I've just read the newest book by Brad East, a theologian teaching at Abilene Christian University whose essays appear, it seems, several times a week in various outlets (e.g., Christianity Today, Commonweal, or his own blog). This new book is on The Church and it's part of Lexham's Christian Essentials Series. The books in this series are brief theological overviews of an important—essential—topic. The twelve chapters of East's book cover about 160 pages. It's a quick and rewarding read.
East loves the church. I recall reading somewhere (in a blurb? in an introduction? I can't find it now) that this book is a love letter to the church. This is a very positive account of the nature of the church as God's people and as the body of Christ. That's the dominant note: love, or maybe wonder at God's grace in investing a people with such glory. This is a book that explores how Paul (or Saint Paul, as East would say) could tell husbands to love their wives "just as Christ loved the church and gave himself up for her" (Eph 5:25).
The subtitle of the volume is "A Guide to the People of God," and of course the "people of God" did not start with the ministry of Jesus and the apostles. East begins his story with Abraham, and perhaps half of the book treats the Hebrew Bible.
One part made me chuckle (or chortle?). Near the end of the book, he mentions "the oft repeated phrase of biblical scholar N. T. Wright, 'The world is put to rights'" (p. 145). The citation provided by East says, "The phrase probably appears in every book he has published, but see Wright, How God Became King" (p. 180 n. 86).
This is not a book for people looking to find things wrong with the church. East sometimes acknowledges those issues. He briefly mentions "our divisions, lamentable though they are" (p. 142). He recognizes that he could have said more about the unity of the church, and he points readers to resources on this topic (p. 177 n. 68). But his longest discussion of something that might be considered negative is on pp. 146–47, in a section that begins: "It must be said at once that failure is characteristic of the Church, for never has there been a time in the Church's life when she has wholly succeeded in following Christ." Here one reads: "'The world' is within the Church, not only without."

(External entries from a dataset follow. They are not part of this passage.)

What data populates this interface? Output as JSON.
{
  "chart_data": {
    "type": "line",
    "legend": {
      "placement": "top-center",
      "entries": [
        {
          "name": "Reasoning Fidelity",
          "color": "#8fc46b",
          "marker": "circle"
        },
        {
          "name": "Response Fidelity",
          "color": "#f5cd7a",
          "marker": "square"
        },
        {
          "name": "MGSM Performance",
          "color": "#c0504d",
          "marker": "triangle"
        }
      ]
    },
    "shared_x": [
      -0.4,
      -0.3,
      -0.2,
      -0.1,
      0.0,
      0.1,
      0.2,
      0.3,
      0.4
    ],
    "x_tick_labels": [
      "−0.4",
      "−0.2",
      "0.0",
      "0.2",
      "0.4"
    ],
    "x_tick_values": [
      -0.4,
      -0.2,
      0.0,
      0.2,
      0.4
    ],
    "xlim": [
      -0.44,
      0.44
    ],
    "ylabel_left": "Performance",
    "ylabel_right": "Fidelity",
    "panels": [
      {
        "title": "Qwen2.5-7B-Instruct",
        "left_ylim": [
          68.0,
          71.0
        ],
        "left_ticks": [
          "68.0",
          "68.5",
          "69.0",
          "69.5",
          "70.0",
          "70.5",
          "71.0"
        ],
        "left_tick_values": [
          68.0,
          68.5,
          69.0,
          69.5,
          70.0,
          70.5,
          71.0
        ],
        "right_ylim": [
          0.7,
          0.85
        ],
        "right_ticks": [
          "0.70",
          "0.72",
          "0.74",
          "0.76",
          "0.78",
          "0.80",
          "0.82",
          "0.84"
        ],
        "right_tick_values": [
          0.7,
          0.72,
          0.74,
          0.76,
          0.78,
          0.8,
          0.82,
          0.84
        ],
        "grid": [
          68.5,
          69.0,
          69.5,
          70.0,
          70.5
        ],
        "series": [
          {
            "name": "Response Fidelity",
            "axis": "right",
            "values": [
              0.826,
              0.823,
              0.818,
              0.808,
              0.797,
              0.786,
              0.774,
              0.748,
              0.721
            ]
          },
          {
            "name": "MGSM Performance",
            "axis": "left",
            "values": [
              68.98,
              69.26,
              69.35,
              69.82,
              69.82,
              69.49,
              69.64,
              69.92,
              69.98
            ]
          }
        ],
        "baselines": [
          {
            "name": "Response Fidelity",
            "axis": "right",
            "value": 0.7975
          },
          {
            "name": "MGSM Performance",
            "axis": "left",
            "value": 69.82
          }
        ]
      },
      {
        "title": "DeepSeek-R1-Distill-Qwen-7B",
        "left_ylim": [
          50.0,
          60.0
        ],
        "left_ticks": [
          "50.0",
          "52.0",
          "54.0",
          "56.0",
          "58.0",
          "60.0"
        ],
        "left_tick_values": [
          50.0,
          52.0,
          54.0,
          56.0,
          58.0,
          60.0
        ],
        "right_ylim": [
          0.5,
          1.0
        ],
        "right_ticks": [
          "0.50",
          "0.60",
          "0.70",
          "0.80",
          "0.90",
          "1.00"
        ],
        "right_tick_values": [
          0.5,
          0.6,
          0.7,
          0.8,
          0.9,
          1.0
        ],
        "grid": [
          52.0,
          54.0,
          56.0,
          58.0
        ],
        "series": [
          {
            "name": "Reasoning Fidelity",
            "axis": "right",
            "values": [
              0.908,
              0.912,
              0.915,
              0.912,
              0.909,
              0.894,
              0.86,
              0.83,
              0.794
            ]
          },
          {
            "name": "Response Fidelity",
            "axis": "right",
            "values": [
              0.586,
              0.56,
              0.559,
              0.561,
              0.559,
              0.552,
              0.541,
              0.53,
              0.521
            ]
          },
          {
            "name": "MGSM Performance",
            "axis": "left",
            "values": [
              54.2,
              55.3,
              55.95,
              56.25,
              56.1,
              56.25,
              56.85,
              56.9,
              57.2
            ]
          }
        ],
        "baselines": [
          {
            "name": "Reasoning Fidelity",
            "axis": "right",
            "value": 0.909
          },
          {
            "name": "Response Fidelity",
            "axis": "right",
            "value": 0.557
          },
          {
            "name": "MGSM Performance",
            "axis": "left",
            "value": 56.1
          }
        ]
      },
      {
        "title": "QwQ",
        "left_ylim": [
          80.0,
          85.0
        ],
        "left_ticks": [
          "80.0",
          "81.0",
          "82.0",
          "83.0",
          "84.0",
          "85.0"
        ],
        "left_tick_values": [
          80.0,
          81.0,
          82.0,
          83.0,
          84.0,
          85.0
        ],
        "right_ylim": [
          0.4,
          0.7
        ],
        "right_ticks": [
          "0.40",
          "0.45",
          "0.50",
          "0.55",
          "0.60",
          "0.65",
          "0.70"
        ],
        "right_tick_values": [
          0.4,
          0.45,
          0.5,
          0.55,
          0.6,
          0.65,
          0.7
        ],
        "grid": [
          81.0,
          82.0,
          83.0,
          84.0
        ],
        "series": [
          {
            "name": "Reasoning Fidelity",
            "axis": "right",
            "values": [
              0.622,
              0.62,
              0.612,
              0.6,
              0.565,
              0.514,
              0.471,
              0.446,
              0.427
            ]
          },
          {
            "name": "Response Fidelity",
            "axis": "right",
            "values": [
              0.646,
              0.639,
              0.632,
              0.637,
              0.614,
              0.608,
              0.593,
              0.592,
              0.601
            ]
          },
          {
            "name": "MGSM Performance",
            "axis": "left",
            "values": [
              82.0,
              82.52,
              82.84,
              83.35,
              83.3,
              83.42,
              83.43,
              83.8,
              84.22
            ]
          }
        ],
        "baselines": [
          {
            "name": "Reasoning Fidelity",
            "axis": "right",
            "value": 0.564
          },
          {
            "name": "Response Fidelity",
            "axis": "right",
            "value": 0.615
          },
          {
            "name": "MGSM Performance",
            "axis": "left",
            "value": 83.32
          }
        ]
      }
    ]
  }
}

There are other books that explore this territory in nauseating depth. The one that springs to mind is Jesus and John Wayne by Kristin Kobes Du Mez (2020). The nausea is a product of the topic about which Du Mez writes, not any failure on her part as a writer or reporter. Indeed, as I have told my students many times, the value of Du Mez's book is that she brings the receipts in her footnotes. She amply documents that "The world is within the Church, not only without."
But for those who have gotten their fill of the (much-needed!) exposés of the Church, or for those looking to balance that portrait with something more positive, East is a cheerful guide. We have been inundated with the fact that the devil can be found in the Church, but that is not East's project. He concentrates instead on the positive case that "Christ is to be found in His Church" (p. 136).